Wiosna 1962 roku. Młody i zdolny Antoni należy do ambitnej grupy brzeskich zapaleńców, którzy usiłują stworzyć w swoim mieście centrum kultury zaangażowanej. Zapowiadają się wspaniale, są piękni, zdolni, rozsadza ich energia, apetyt na życie i wiara, że przed nimi wielkie wyzwania.
Czterdzieści lat później. Ta sama pora roku i ten sam bohater. Stojący nad grobem, przedwcześnie postarzały, ze zrujnowanym życiem osobistym i zawodowym. Wrak człowieka, meliniarz. Konfrontuje marzenia, swoje dawne ambicje z tym, czego dokonał. Próbuje dociec, jak to się stało, że uciekł w nałóg alkoholowy. Pod wpływem odtrucia organizmu, leczenia chemią, wewnętrznej walki z samym sobą, zaczyna się zmieniać. Wykorzystuje wiedzę, tlące się jeszcze zdolności, w pewnym sensie odradza intelektualnie i, ku własnemu zaskoczeniu, rozwija wewnętrznie.

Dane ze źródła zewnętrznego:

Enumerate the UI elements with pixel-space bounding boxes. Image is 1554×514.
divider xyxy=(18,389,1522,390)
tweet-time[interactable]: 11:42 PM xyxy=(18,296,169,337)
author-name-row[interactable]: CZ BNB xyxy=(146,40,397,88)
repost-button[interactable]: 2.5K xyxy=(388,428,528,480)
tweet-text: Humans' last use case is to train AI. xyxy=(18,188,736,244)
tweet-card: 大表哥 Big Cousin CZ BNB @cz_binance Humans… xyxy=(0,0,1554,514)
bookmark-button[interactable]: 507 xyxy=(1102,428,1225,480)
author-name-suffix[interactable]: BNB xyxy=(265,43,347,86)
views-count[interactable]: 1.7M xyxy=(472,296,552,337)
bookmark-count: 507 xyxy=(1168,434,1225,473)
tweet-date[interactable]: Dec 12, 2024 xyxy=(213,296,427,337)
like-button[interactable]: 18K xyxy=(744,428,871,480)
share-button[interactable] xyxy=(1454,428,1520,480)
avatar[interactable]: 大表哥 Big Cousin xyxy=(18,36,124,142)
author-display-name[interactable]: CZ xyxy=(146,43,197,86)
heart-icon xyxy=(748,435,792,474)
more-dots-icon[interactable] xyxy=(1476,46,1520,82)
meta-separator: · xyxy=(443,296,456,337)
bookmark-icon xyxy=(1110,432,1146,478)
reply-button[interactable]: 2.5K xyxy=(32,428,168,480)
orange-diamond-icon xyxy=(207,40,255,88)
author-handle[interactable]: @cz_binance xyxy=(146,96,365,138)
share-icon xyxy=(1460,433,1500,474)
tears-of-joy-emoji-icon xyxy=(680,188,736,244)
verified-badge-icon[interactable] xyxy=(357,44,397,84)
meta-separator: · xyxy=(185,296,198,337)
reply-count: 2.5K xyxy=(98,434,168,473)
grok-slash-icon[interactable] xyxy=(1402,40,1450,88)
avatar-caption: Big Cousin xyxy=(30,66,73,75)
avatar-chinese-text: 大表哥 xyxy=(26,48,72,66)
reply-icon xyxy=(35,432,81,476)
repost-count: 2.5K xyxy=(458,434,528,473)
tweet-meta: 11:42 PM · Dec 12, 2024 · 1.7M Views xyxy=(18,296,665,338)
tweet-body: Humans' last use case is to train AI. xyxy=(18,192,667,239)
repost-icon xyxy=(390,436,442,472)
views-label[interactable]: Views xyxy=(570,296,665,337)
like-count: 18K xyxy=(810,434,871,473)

W ostatnich miesiącach życia postanawia namalować obrazy, które uwiecznią przynajmniej cząstkę tego, co przeżył. Chce – jak wielcy artyści – zaznaczyć swoją obecność. Otwierają się przed nim tajemnice wymazane poprzednio z chorej świadomości. Pragnie jednego – zrozumieć, czy jego zmarnowane życie jest i było komukolwiek potrzebne. Czy Bóg, w którego jednak nie za bardzo wierzy, miał wobec niego jakiekolwiek zamiary, czy zrobił sobie tylko żart, powołując go do życia? Postanawia zmierzyć się z własnymi demonami i za pomocą dobrze znanych książek docieka, jak blisko mu do wielkich ludzi. Czy kiedykolwiek miał szansę stać się taki jak oni? W malignie, pod wpływem narkotyków stosowanych cały czas jako środki przeciwbólowe, wymyka się w świat iluzji...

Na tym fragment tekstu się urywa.